The same man could never be accused of caligynephobia (fear of beautiful women) nor, certainly at that moment, of somniphobia (fear of falling asleep).
And though he was clean-shaven, he certainly does not suffer from pogonophobia (fear of beards) as he is known to sport facial hair occasionally.
But it does get ridiculous. I mean, phobophobia (fear of phobias). Really? Seriously? Or Xanthophobia (fear of the colour yellow) – there goes half the Ukrainian flag – or omphalophobia (fear of belly buttons), not to mention dextrophobia (fear of things to one’s right).
Come on.
But no dancing either. Chorophobia is a fear of dancing, while nostophobia is a fear of returning home, presumably after the dance when there’d be some explaining to do, surely.

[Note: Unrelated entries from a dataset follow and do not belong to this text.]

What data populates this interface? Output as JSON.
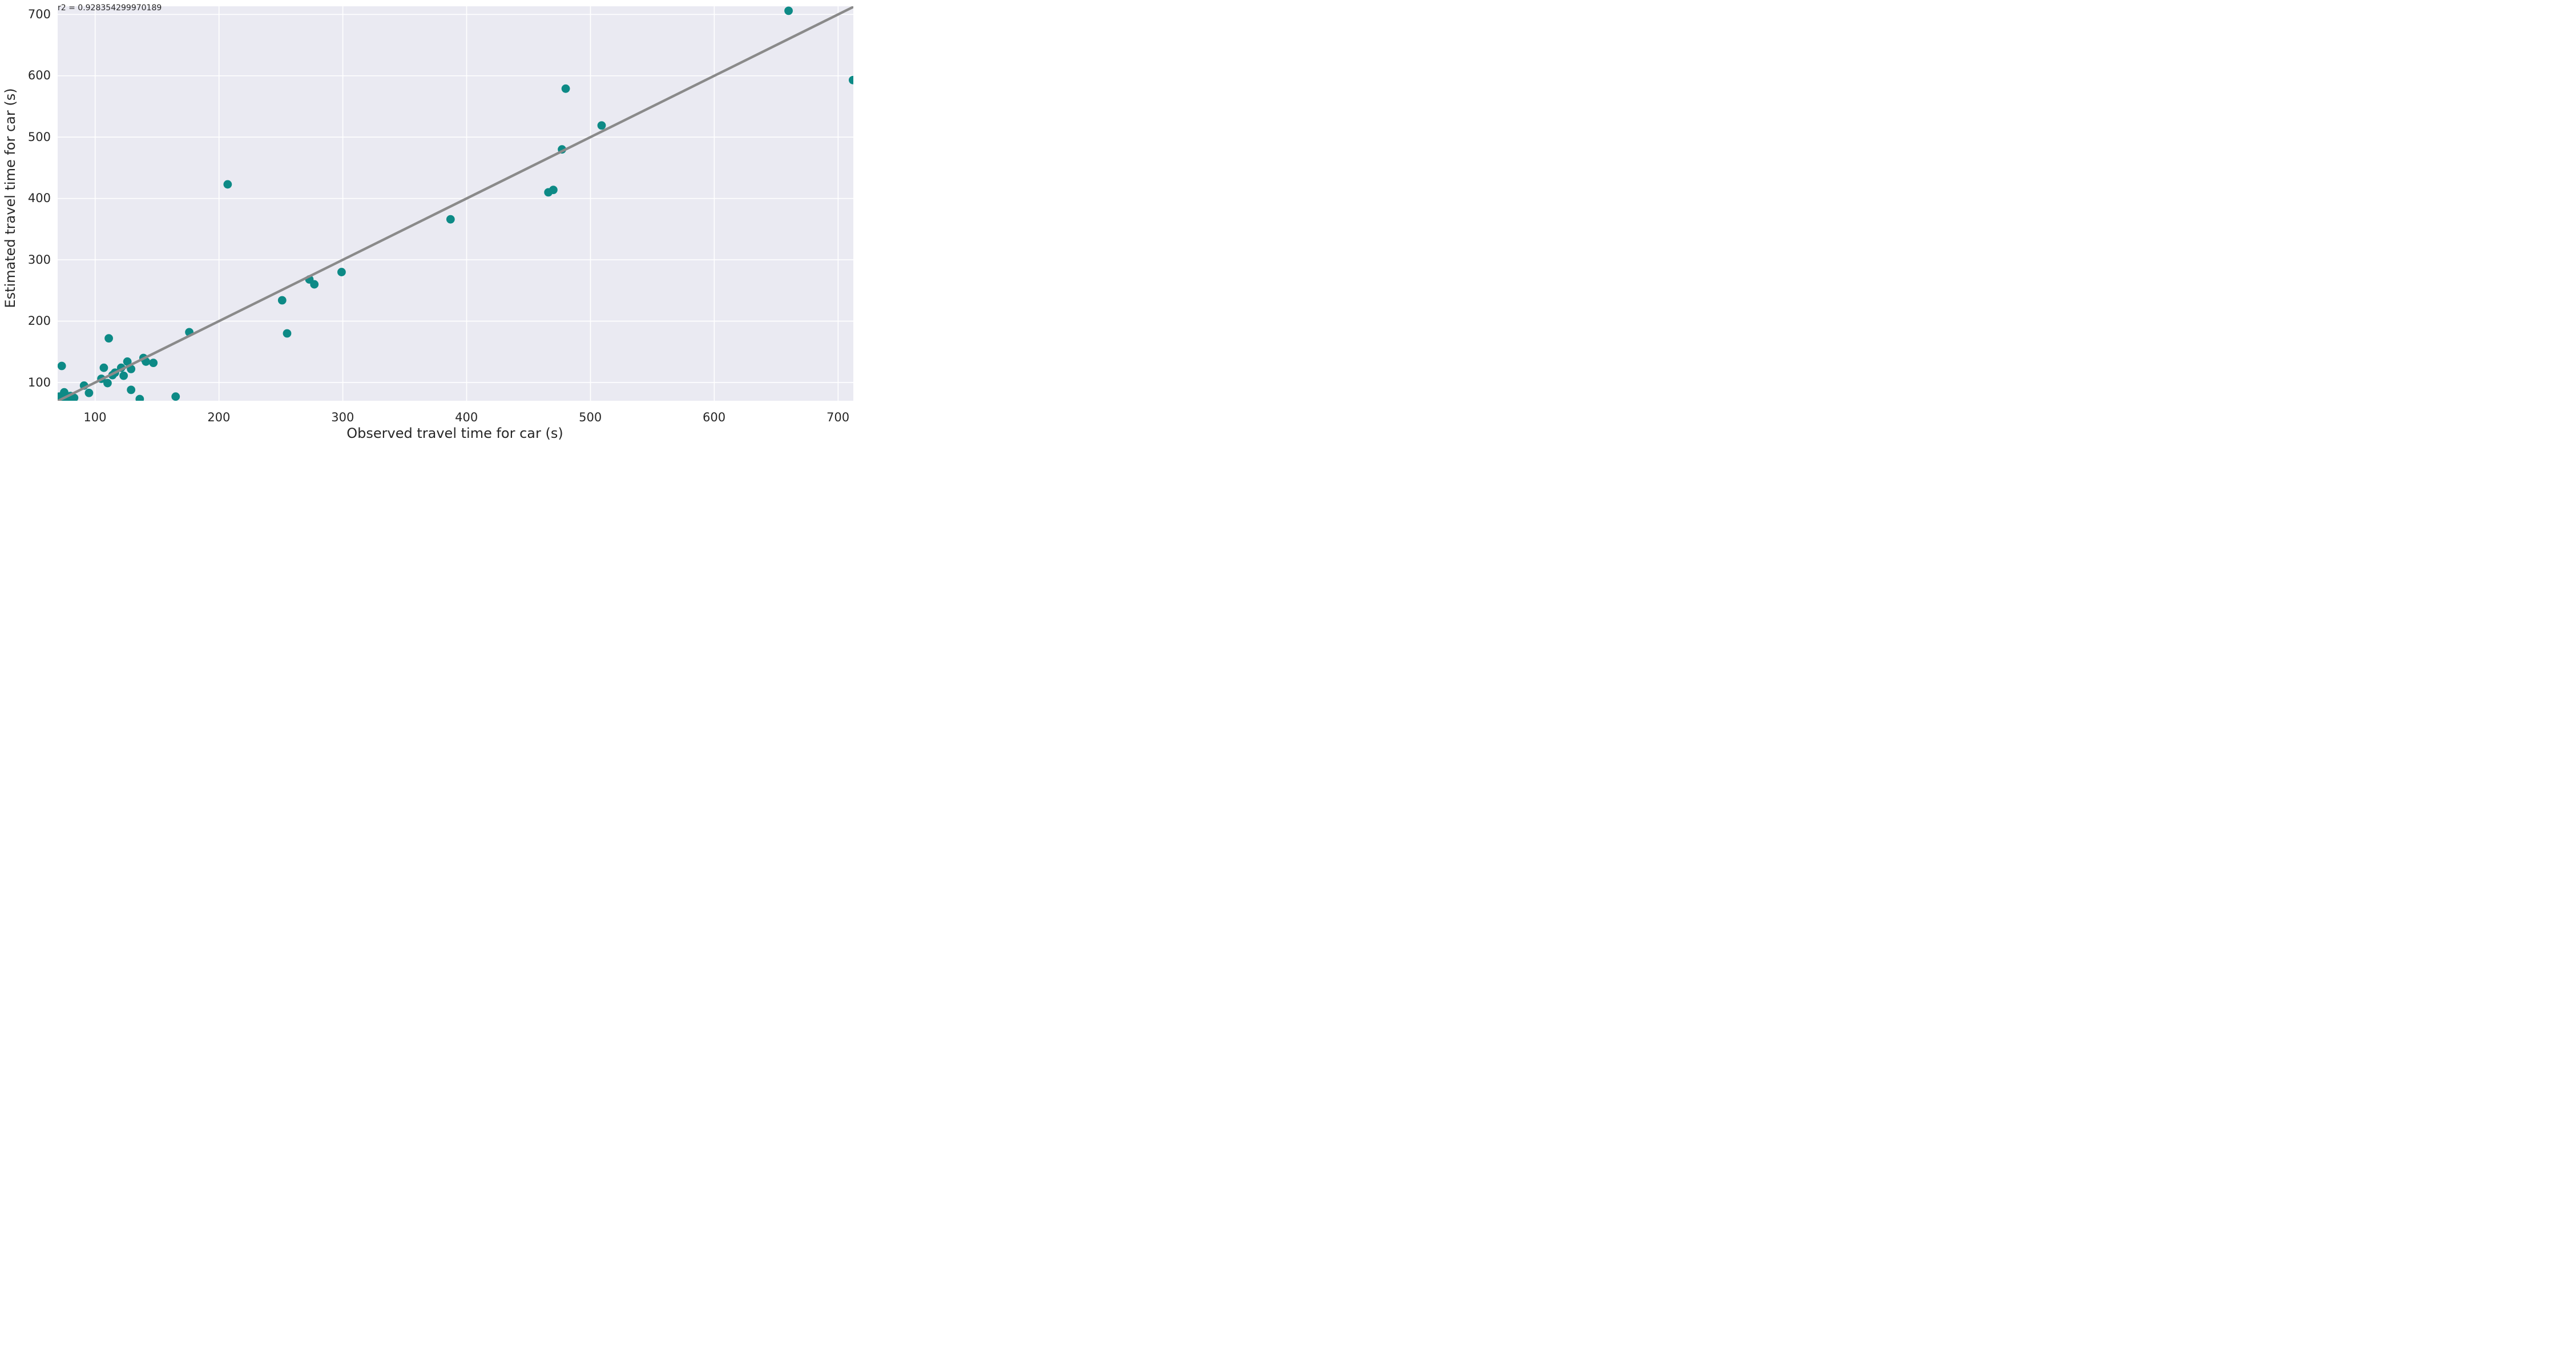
{
  "chart_data": {
    "type": "scatter",
    "title": "",
    "annotation": "r2 = 0.928354299970189",
    "xlabel": "Observed travel time for car (s)",
    "ylabel": "Estimated travel time for car (s)",
    "x_ticks": [
      100,
      200,
      300,
      400,
      500,
      600,
      700
    ],
    "y_ticks": [
      100,
      200,
      300,
      400,
      500,
      600,
      700
    ],
    "xlim": [
      69.7,
      712.3
    ],
    "ylim": [
      70.2,
      713.3
    ],
    "grid": true,
    "legend": false,
    "identity_line": {
      "start": 70.2,
      "end": 712.3
    },
    "series": [
      {
        "name": "car travel times",
        "marker": "circle",
        "color": "#0d8a86",
        "points": [
          [
            71,
            77
          ],
          [
            73,
            71
          ],
          [
            73,
            127
          ],
          [
            75,
            84
          ],
          [
            76,
            76
          ],
          [
            78,
            71
          ],
          [
            80,
            78
          ],
          [
            83,
            75
          ],
          [
            91,
            95
          ],
          [
            95,
            83
          ],
          [
            105,
            106
          ],
          [
            107,
            124
          ],
          [
            110,
            99
          ],
          [
            111,
            172
          ],
          [
            114,
            112
          ],
          [
            116,
            116
          ],
          [
            121,
            124
          ],
          [
            123,
            111
          ],
          [
            126,
            134
          ],
          [
            129,
            122
          ],
          [
            129,
            88
          ],
          [
            136,
            73
          ],
          [
            139,
            140
          ],
          [
            141,
            134
          ],
          [
            147,
            132
          ],
          [
            165,
            77
          ],
          [
            176,
            182
          ],
          [
            207,
            423
          ],
          [
            251,
            234
          ],
          [
            255,
            180
          ],
          [
            273,
            268
          ],
          [
            277,
            260
          ],
          [
            299,
            280
          ],
          [
            387,
            366
          ],
          [
            466,
            410
          ],
          [
            470,
            414
          ],
          [
            477,
            480
          ],
          [
            480,
            579
          ],
          [
            509,
            519
          ],
          [
            660,
            706
          ],
          [
            712,
            593
          ]
        ]
      }
    ],
    "colors": {
      "plot_background": "#eaeaf2",
      "gridline": "#ffffff",
      "identity_line": "#8a8a8a",
      "marker": "#0d8a86",
      "text": "#262626"
    },
    "style": {
      "marker_radius": 7.4,
      "identity_line_width": 4.4,
      "gridline_width": 1.6
    }
  }
}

We just won’t talk about arachibutyrophobia (fear of peanut butter sticking to the roof of your mouth. I can think of little else!), though, I must confess, to occasionally suffering from hippopotomonstrosesquippedaliophobia (fear of long words).
Confronted with the Welsh placename Llanfairpwllgwyngyllgogerychwyrndrobwllllantysiliogogogoch, how else is the average person to react?
But one phobia I freely confess to is nomophobia (fear of being without my mobile phone).
Terror stalks there.
Phobia, from Greek phobos for `fear, panic, terror’.’